Published Last updated This article is more than 2 years old.

Hard numbers have been released by the US government agency that screens visas for high-skilled foreign workers, and they are not pretty.

Data made available by the US Citizenship and Immigration Services (USCIS) for the first time show that the widely made complaint about the visa program is true: a small number of IT outsourcing companies get a disproportionately high number of H-1B visas and pay below-average wages to their workers.

The H-1B program was put in the spotlight in April, when US President Donald J. Trump signed an executive order called “Buy American, Hire American” as part of his push to tighten immigration rules. Three months later, the USCIS formally disclosed the number of H1-B visas issued over the last two years by employer. Previously, the data were only available as estimates for companies petitioning for information, or by request under the Freedom of Information Act.

Almost 4,000 companies submitted H-1B visa applications in fiscal year 2016. The top 20 sponsors took home 37% of all visas issued 1. IT outsourcing companies made up the top five.

The number of visas issued is the total number of visa applications (I-129) approved by USCIS, including applications for new employment, change of job duties, change of location or application for an extension of H-1B validity period. New employment accounted for 39% of all H-1B approvals in FY2015.

The new data also give a more accurate picture of salaries of H-1B workers by employer. The top IT outsourcing companies on average paid much lower salaries to their workers.

The wage divide is largely a result of different education requirements of H-1B positions. H-1B visas are issued to workers with specialized skills which generally requires a Bachelor’s degree or higher. More than 98% of approved H-1B visa positions were awarded to workers with either a Bachelor’s or a Master’s degree in fiscal year 2016.
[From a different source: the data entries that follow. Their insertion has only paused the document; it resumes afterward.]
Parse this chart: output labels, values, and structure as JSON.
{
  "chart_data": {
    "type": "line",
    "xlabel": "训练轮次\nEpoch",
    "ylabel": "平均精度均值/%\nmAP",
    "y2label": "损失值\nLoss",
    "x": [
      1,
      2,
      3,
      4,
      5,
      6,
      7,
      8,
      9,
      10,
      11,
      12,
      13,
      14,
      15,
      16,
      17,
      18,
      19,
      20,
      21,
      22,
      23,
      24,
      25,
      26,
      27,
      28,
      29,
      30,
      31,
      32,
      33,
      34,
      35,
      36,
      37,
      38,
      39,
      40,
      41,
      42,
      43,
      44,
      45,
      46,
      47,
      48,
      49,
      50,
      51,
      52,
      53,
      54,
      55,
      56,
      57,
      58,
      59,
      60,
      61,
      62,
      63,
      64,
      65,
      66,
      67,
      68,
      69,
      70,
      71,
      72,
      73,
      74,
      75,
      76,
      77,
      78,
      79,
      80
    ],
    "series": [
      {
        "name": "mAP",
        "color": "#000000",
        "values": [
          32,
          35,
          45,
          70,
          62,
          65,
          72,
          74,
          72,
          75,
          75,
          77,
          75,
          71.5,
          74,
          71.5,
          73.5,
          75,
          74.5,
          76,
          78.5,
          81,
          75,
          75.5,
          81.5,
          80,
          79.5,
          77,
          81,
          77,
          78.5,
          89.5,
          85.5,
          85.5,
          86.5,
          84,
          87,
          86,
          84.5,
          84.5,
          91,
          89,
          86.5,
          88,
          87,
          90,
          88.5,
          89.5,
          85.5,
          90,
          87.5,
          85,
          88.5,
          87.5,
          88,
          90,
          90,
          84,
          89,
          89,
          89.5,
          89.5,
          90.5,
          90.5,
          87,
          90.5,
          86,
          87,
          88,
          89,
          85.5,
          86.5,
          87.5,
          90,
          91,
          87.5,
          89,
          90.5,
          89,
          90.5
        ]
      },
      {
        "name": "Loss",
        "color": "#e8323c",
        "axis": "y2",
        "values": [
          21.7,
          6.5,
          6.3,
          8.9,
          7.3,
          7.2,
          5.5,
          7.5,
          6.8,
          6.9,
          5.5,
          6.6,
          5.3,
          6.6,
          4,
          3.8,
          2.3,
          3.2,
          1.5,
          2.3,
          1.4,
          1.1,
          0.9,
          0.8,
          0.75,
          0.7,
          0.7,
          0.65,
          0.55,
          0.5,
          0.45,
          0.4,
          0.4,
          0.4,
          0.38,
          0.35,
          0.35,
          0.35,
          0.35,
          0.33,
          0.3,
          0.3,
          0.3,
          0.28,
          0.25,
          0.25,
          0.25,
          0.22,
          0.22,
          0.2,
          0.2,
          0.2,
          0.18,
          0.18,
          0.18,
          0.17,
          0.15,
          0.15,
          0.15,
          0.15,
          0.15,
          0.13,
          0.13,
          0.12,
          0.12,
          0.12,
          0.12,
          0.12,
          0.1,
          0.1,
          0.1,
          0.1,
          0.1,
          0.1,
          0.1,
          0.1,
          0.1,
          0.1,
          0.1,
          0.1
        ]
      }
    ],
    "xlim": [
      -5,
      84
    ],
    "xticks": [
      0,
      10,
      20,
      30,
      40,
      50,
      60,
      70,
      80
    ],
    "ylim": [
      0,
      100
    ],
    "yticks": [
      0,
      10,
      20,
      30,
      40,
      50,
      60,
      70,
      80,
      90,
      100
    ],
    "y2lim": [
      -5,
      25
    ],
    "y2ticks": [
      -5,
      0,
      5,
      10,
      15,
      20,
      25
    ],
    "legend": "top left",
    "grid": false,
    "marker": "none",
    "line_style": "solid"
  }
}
A closer look at the educations held by H-1B workers at companies like Google, Amazon and Intel—places with in-house tech staffs—show that more than 60% had Masters degrees. For most IT outsourcing companies, the majority of H-1B visa holders only had a Bachelor’s.

IT outsourcing companies score the most H-1B visas. As to where to find the most-skilled, highest-paid immigrant workers? The data show that IT outsourcing is the last place to look.